Answer
See below.
Work Step by Step
1. Test for $n=1$, we have $LHS=\frac{1}{1\cdot3}=\frac{1}{3}$ and $RHS=\frac{1}{2(1)+1}=\frac{1}{3}$, thus it is true.

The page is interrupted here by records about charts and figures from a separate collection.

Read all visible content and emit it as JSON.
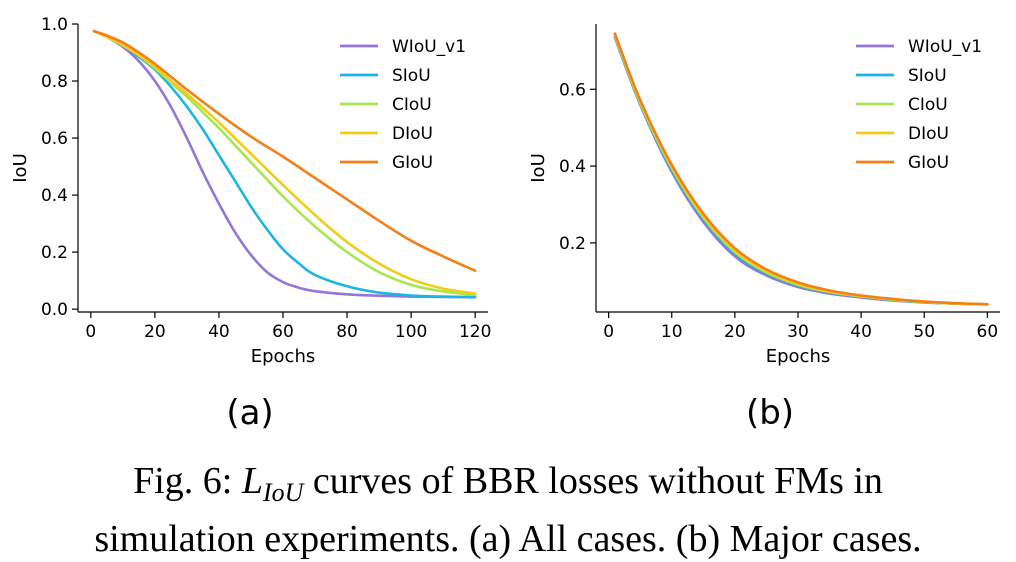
{
  "chart_data": [
    {
      "type": "line",
      "panel_label": "(a)",
      "xlabel": "Epochs",
      "ylabel": "IoU",
      "xlim": [
        -4,
        124
      ],
      "ylim": [
        -0.01,
        1.0
      ],
      "xticks": [
        0,
        20,
        40,
        60,
        80,
        100,
        120
      ],
      "yticks": [
        0.0,
        0.2,
        0.4,
        0.6,
        0.8,
        1.0
      ],
      "ytick_labels": [
        "0.0",
        "0.2",
        "0.4",
        "0.6",
        "0.8",
        "1.0"
      ],
      "grid": false,
      "legend_position": "top-right",
      "series": [
        {
          "name": "WIoU_v1",
          "color": "#9575D6",
          "x": [
            1,
            5,
            10,
            15,
            20,
            25,
            30,
            35,
            40,
            45,
            50,
            55,
            60,
            65,
            70,
            80,
            90,
            100,
            110,
            120
          ],
          "y": [
            0.975,
            0.955,
            0.92,
            0.87,
            0.8,
            0.71,
            0.6,
            0.48,
            0.37,
            0.27,
            0.19,
            0.13,
            0.095,
            0.075,
            0.063,
            0.052,
            0.047,
            0.044,
            0.043,
            0.042
          ]
        },
        {
          "name": "SIoU",
          "color": "#1CB5E6",
          "x": [
            1,
            5,
            10,
            15,
            20,
            25,
            30,
            35,
            40,
            45,
            50,
            55,
            60,
            65,
            70,
            80,
            90,
            100,
            110,
            120
          ],
          "y": [
            0.975,
            0.955,
            0.925,
            0.885,
            0.84,
            0.78,
            0.71,
            0.63,
            0.54,
            0.45,
            0.36,
            0.28,
            0.21,
            0.16,
            0.12,
            0.08,
            0.058,
            0.048,
            0.044,
            0.042
          ]
        },
        {
          "name": "CIoU",
          "color": "#A8E64F",
          "x": [
            1,
            5,
            10,
            15,
            20,
            25,
            30,
            35,
            40,
            45,
            50,
            55,
            60,
            70,
            80,
            90,
            100,
            110,
            120
          ],
          "y": [
            0.975,
            0.955,
            0.925,
            0.89,
            0.845,
            0.795,
            0.745,
            0.69,
            0.635,
            0.575,
            0.515,
            0.455,
            0.395,
            0.29,
            0.2,
            0.13,
            0.085,
            0.062,
            0.05
          ]
        },
        {
          "name": "DIoU",
          "color": "#F2CC1A",
          "x": [
            1,
            5,
            10,
            15,
            20,
            25,
            30,
            35,
            40,
            45,
            50,
            55,
            60,
            70,
            80,
            90,
            100,
            110,
            120
          ],
          "y": [
            0.975,
            0.955,
            0.925,
            0.89,
            0.85,
            0.8,
            0.755,
            0.705,
            0.655,
            0.6,
            0.545,
            0.49,
            0.435,
            0.33,
            0.235,
            0.16,
            0.105,
            0.072,
            0.055
          ]
        },
        {
          "name": "GIoU",
          "color": "#F57F17",
          "x": [
            1,
            5,
            10,
            15,
            20,
            25,
            30,
            40,
            50,
            60,
            70,
            80,
            90,
            100,
            110,
            120
          ],
          "y": [
            0.975,
            0.96,
            0.935,
            0.9,
            0.86,
            0.815,
            0.77,
            0.685,
            0.605,
            0.535,
            0.46,
            0.385,
            0.31,
            0.24,
            0.185,
            0.135
          ]
        }
      ]
    },
    {
      "type": "line",
      "panel_label": "(b)",
      "xlabel": "Epochs",
      "ylabel": "IoU",
      "xlim": [
        -2,
        62
      ],
      "ylim": [
        0.02,
        0.77
      ],
      "xticks": [
        0,
        10,
        20,
        30,
        40,
        50,
        60
      ],
      "yticks": [
        0.2,
        0.4,
        0.6
      ],
      "ytick_labels": [
        "0.2",
        "0.4",
        "0.6"
      ],
      "grid": false,
      "legend_position": "top-right",
      "series": [
        {
          "name": "WIoU_v1",
          "color": "#9575D6",
          "x": [
            1,
            5,
            10,
            15,
            20,
            25,
            30,
            35,
            40,
            45,
            50,
            55,
            60
          ],
          "y": [
            0.735,
            0.56,
            0.385,
            0.255,
            0.165,
            0.115,
            0.085,
            0.068,
            0.058,
            0.05,
            0.045,
            0.042,
            0.04
          ]
        },
        {
          "name": "SIoU",
          "color": "#1CB5E6",
          "x": [
            1,
            5,
            10,
            15,
            20,
            25,
            30,
            35,
            40,
            45,
            50,
            55,
            60
          ],
          "y": [
            0.737,
            0.562,
            0.39,
            0.262,
            0.172,
            0.12,
            0.089,
            0.071,
            0.06,
            0.051,
            0.045,
            0.042,
            0.04
          ]
        },
        {
          "name": "CIoU",
          "color": "#A8E64F",
          "x": [
            1,
            5,
            10,
            15,
            20,
            25,
            30,
            35,
            40,
            45,
            50,
            55,
            60
          ],
          "y": [
            0.74,
            0.565,
            0.395,
            0.266,
            0.176,
            0.123,
            0.091,
            0.072,
            0.061,
            0.052,
            0.046,
            0.042,
            0.04
          ]
        },
        {
          "name": "DIoU",
          "color": "#F2CC1A",
          "x": [
            1,
            5,
            10,
            15,
            20,
            25,
            30,
            35,
            40,
            45,
            50,
            55,
            60
          ],
          "y": [
            0.742,
            0.568,
            0.398,
            0.27,
            0.18,
            0.126,
            0.093,
            0.074,
            0.062,
            0.053,
            0.046,
            0.042,
            0.04
          ]
        },
        {
          "name": "GIoU",
          "color": "#F57F17",
          "x": [
            1,
            5,
            10,
            15,
            20,
            25,
            30,
            35,
            40,
            45,
            50,
            55,
            60
          ],
          "y": [
            0.745,
            0.572,
            0.403,
            0.276,
            0.186,
            0.131,
            0.097,
            0.076,
            0.063,
            0.054,
            0.047,
            0.043,
            0.04
          ]
        }
      ]
    }
  ],
  "caption": {
    "prefix": "Fig. 6: ",
    "math_symbol": "L",
    "math_subscript": "IoU",
    "line1_rest": " curves of BBR losses without FMs in",
    "line2": "simulation experiments. (a) All cases. (b) Major cases."
  }
}
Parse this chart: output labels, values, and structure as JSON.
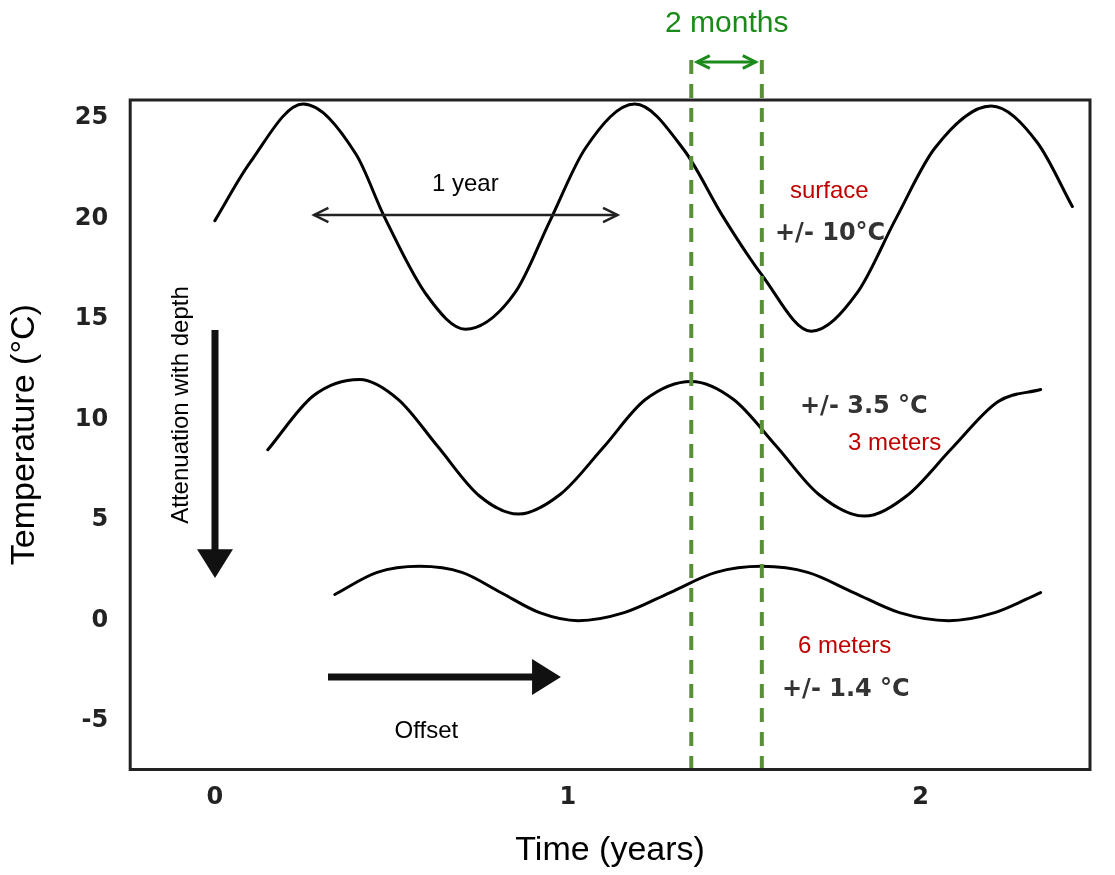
{
  "chart_data": {
    "type": "line",
    "xlabel": "Time (years)",
    "ylabel": "Temperature (°C)",
    "xlim": [
      -0.24,
      2.48
    ],
    "xticks": [
      0,
      1,
      2
    ],
    "ylim": [
      -7.4,
      25.9
    ],
    "yticks": [
      -5,
      0,
      5,
      10,
      15,
      20,
      25
    ],
    "grid": false,
    "legend": false,
    "marker": "none",
    "line_style": "solid",
    "series": [
      {
        "name": "surface",
        "color": "#000000",
        "x": [
          0,
          0.1,
          0.25,
          0.4,
          0.48,
          0.6,
          0.71,
          0.85,
          0.95,
          1.05,
          1.19,
          1.33,
          1.44,
          1.55,
          1.69,
          1.82,
          1.93,
          2.04,
          2.2,
          2.33,
          2.43
        ],
        "values": [
          19.9,
          22.8,
          25.7,
          23.2,
          20.1,
          16.2,
          14.5,
          16.3,
          19.9,
          23.5,
          25.7,
          23.4,
          20.1,
          17.2,
          14.4,
          16.3,
          20.0,
          23.5,
          25.6,
          23.8,
          20.6
        ]
      },
      {
        "name": "3 meters",
        "color": "#000000",
        "x": [
          0.15,
          0.28,
          0.41,
          0.52,
          0.63,
          0.75,
          0.86,
          0.98,
          1.1,
          1.22,
          1.35,
          1.47,
          1.59,
          1.71,
          1.84,
          1.96,
          2.09,
          2.22,
          2.34
        ],
        "values": [
          8.5,
          11.2,
          12.0,
          11.0,
          8.7,
          6.2,
          5.3,
          6.3,
          8.6,
          11.0,
          11.9,
          11.0,
          8.7,
          6.3,
          5.2,
          6.2,
          8.6,
          10.9,
          11.5
        ]
      },
      {
        "name": "6 meters",
        "color": "#000000",
        "x": [
          0.34,
          0.46,
          0.58,
          0.7,
          0.81,
          0.92,
          1.03,
          1.16,
          1.29,
          1.42,
          1.55,
          1.68,
          1.81,
          1.94,
          2.08,
          2.21,
          2.34
        ],
        "values": [
          1.3,
          2.4,
          2.7,
          2.4,
          1.4,
          0.4,
          0.0,
          0.4,
          1.4,
          2.4,
          2.7,
          2.4,
          1.4,
          0.4,
          0.0,
          0.4,
          1.4
        ]
      }
    ],
    "ref_lines": [
      {
        "axis": "x",
        "value": 1.35,
        "color": "#5a8f3a",
        "line_style": "dashed"
      },
      {
        "axis": "x",
        "value": 1.55,
        "color": "#5a8f3a",
        "line_style": "dashed"
      }
    ],
    "annotations": [
      "+/- 10°C",
      "+/- 3.5 °C",
      "+/- 1.4 °C",
      "1 year",
      "2 months",
      "Attenuation with depth",
      "Offset"
    ]
  }
}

2. Assume the formula is true for $n=k$, we have
$\frac{1}{1\cdot3}+\frac{1}{3\cdot5}+\frac{1}{5\cdot7}+...+\frac{1}{(2k-1)(2k+1)}=\frac{k}{2k+1}$
3. For $n=k+1$, we have $LHS=\frac{1}{1\cdot3}+\frac{1}{3\cdot5}+\frac{1}{5\cdot7}+...+\frac{1}{(2k-1)(2k+1)}+\frac{1}{(2(k+1)-1)(2(k+1)+1)}=\frac{k}{2k+1}+\frac{1}{(2k+2-1)(2k+2+1)}=\frac{k}{2k+1}+\frac{1}{(2k+1)(2k+3)}=\frac{1}{2k+1}(k+\frac{1}{2k+3})=\frac{1}{2k+1}(\frac{2k^2+3k+1}{2k+3})=\frac{1}{2k+1}(\frac{(2k+1)(k+1)}{2k+3})=\frac{k+1}{2(k+1)+1}=RHS$
4. We conclude that the formula is true for any $n$.